Fig. 4. Histological changes in the striatum (ST) and substantia nigra (SN) of rat brain by Nissl staining.

The ST and SN sections of the Sal group exhibited normal structure. In the Par and Par-E groups, the neurons are severely damaged. In the Par-N group, the Nissl substances were increased and the destruction of neurons was significantly reduced. Normal neurons are shown with black arrows and degenerated neurons with white arrows. Effects of 6-OHDA and cell transplantation on the number of neurons in the SN and ST were also shown in graphs (scale bar = 10 μm). All the data were mentioned as the mean ± standard deviation (SD), (n = 7). One-way ANOVA was used to evaluate the differences between the mean counts of the groups. P-values less than 0.05 (*), 0.01 (**), 0.001 (***), and 0.0001 (****) were regarded as statistically significant. Sal control: the rats injected with isotonic saline solution, Par (Parkinson’s rat model: 6-OHDA-lesioned animals); Par-E (Parkinson’s rats under cell therapy: A line of embryonal carcinoma stem cells, P19 was transfected with pCMV3-GFPSpark vector and injected into the animals); Par-N (Parkinson’s rats under cell therapy: P19 cells were transfected with pCMV3-C-NR4A2-GFPSpark vector and injected into the animals).

Fig. 5. The effect of cell transplantation on the expression of MALAT1, MEG3, SNHG1, TH, and SYP genes in Parkinsonian rats determined by RT-qPCR.

a MALAT1 expression in ST. b MALAT1 expression in PBMC. c MEG3 expression in ST. d MEG3 expression in PBMC. e SNHG1 expression in ST. f SNHG1 expression in PBMC. g TH expression in ST. h SYP expression in ST. All the data were mentioned as the mean ± standard deviation (SD) (n = 7). One-way ANOVA was used to evaluate the differences between the mean counts of the groups. P values less than 0.05 (*), 0.01 (**), 0.001 (***), and 0.0001 (****) were regarded as statistically significant. Sal (control: the rats injected with isotonic saline solution); Par (Parkinson’s rat model: 6-OHDA-lesioned animals); Par-E (Parkinson’s rats under cell therapy: A line of embryonal carcinoma (EC) stem cells, P19 was transfected with pCMV3-GFPSpark vector and injected into the animals); Par-N (Parkinson’s rats under cell therapy: P19 EC cells were transfected with pCMV3-C-NR4A2-GFPSpark vector and injected into the animals.

Fig. 6. Effect of 6-OHDA injection and cell transplantation on the number of TH+ neurons and cell morphology in the striatum (ST) and substantia nigra (SN) tissues.

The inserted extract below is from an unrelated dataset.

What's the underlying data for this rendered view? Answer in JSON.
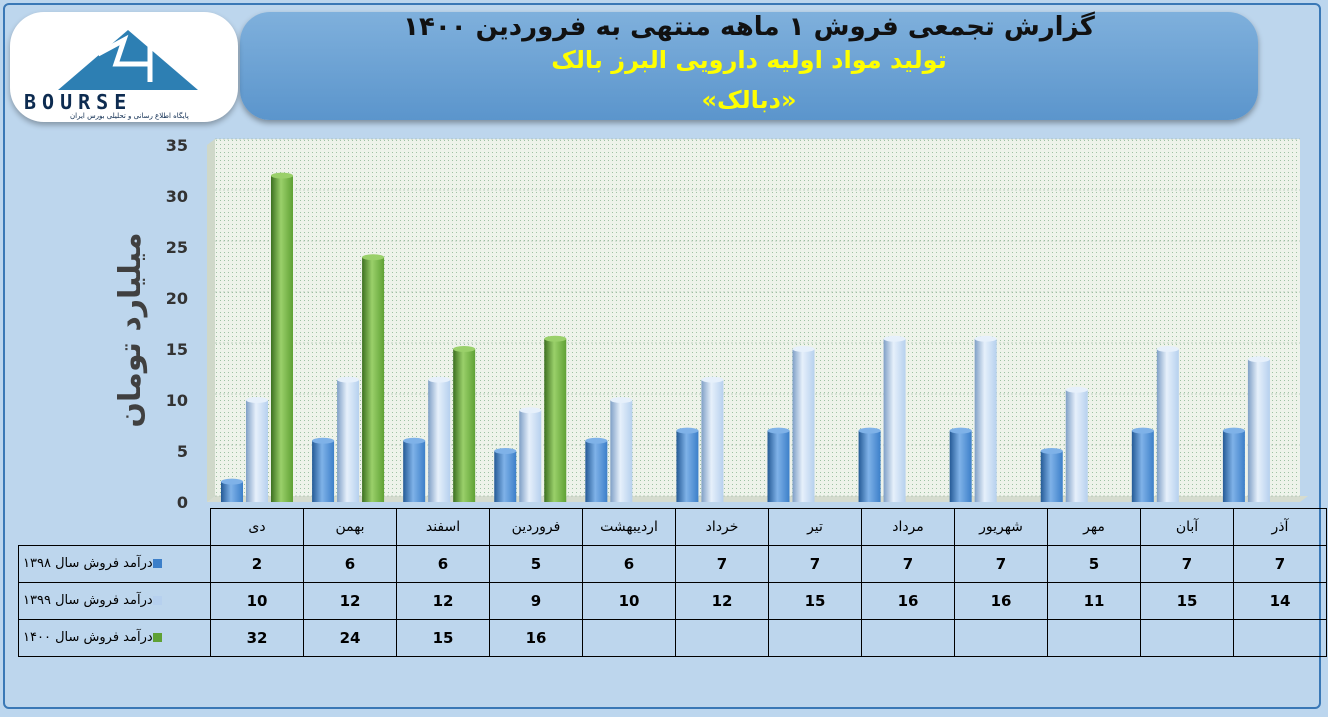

The Sal group showed normal neurons in both ST and SN (black arrows). The neurons in the Par group were degenerated due to the injection of 6-OHDA in the ST tissue (white arrows). No significant therapeutic effect was observed in the Par-E group. While, in the Par-N group, the tissues were partially normal (white arrows). The graphs indicate the number of TH-positive neurons in the Sal, Par, Par-E, and Par-N groups (scale bar = 10 μm). All the data were mentioned as the mean ± standard deviation (SD) (n = 7). One-way ANOVA was used to evaluate the differences between the mean counts of the groups. P-values less than 0.05 (*), 0.01 (**), 0.001 (***), and 0.0001 (****) were regarded as statistically significant. Sal control: the rats injected with isotonic saline solution, Par Parkinson’s rat model: 6-OHDA-lesioned animals, Par-E Parkinson’s rats under cell therapy: A line of embryonal carcinoma (EC) stem cells, P19 was transfected with pCMV3-GFPSpark vector and injected into the animals); Par-N (Parkinson’s rats under cell therapy: P19 EC cells were transfected with pCMV3-C-NR4A2-GFPSpark vector and injected into the animals.